To better mimic the in vivo case, the unsectioned nerve sample was placed between two layers of chicken tissue. These layers are used to simulate the situation where the nerve is located some distance beneath the surface of the skin. The layer of chicken tissue between the optical objective and the sample was approximately 250-μm thick, and the layer between the sample and the ultrasonic transducer was approximately 400-μm thick. A 3-D image was generated as before. Video 2 shows the frames from this image along the depth direction.

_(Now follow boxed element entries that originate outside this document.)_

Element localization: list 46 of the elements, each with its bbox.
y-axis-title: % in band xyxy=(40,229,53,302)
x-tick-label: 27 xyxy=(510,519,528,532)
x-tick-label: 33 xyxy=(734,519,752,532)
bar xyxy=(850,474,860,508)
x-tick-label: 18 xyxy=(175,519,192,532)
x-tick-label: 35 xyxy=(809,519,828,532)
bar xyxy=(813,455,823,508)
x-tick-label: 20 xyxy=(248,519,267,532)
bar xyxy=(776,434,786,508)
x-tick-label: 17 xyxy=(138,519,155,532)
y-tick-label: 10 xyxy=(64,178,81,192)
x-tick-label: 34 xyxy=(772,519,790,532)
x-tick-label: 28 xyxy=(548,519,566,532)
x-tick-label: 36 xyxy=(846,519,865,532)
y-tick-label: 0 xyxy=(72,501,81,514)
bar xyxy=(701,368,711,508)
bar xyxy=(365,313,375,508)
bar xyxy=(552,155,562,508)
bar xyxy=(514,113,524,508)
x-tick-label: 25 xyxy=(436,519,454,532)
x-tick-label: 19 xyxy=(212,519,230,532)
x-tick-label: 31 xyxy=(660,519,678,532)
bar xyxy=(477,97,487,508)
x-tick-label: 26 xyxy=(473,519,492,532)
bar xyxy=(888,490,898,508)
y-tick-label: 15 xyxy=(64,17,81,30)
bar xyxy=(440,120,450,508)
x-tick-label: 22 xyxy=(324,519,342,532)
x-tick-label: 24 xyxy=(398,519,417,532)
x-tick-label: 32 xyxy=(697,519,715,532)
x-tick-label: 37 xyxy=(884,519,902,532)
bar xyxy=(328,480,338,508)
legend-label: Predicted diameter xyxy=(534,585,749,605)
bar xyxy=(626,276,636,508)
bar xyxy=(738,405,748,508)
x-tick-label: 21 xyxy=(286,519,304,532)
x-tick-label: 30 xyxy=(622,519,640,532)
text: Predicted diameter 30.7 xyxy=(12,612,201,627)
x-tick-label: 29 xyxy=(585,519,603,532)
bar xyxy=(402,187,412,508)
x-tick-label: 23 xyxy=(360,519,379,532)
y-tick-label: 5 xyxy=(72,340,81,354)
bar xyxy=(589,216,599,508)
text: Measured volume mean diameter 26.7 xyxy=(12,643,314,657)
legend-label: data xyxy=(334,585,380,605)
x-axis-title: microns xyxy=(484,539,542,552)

Figure 6 shows one frame from this video. Even at depth, the wavy structure of the nerve is still visible. Unfortunately, both the water and lipids in the chicken tissue contributed significantly to the background. Although the background reduced the contrast of the image, the nerve can still be distinguished by its ordered structure.

Fig. 6

An individual slice in a 3-D PAM image of an excised mouse nerve located at a depth of 300.0 μm below chicken tissue. The nerve was placed between two layers of chicken tissue to simulate an unexposed nerve measured in situ. The dotted lines denote the approximate boundaries of the nerve. Video 2 shows successive slices of the nerve along the $\mathrm{z}$-direction (Video 2, MPEG, 8.2 MB) [URL: http://dx.doi.org/10.1117/1.JBO.19.1.016004.2].

4.

Conclusions

The first proof-of-concept measurements of peripheral nerves using PAM were demonstrated. A good agreement was shown between the PA images and the histology images as well as between the PA spectrum and the known absorption spectrum of lipids. The nerves were also imaged beneath a layer of chicken tissue to simulate imaging the nerve at depth. Additional work is needed to improve the signal-to-noise ratio beneath the surface and to allow in vivo, in situ images to be acquired. Due to the difficulty of optically focusing in tissue, imaging nerves more than a few millimeters deep using OR-PAM could prove challenging. In those cases, a technique that does not require optical focusing, such as acoustic-resolution photoacoustic microscopy,¹⁶ could be used to target myelinated nerves using this contrast mechanism. With further developments, photoacoustic imaging could potentially be used to monitor and diagnose peripheral neuropathies.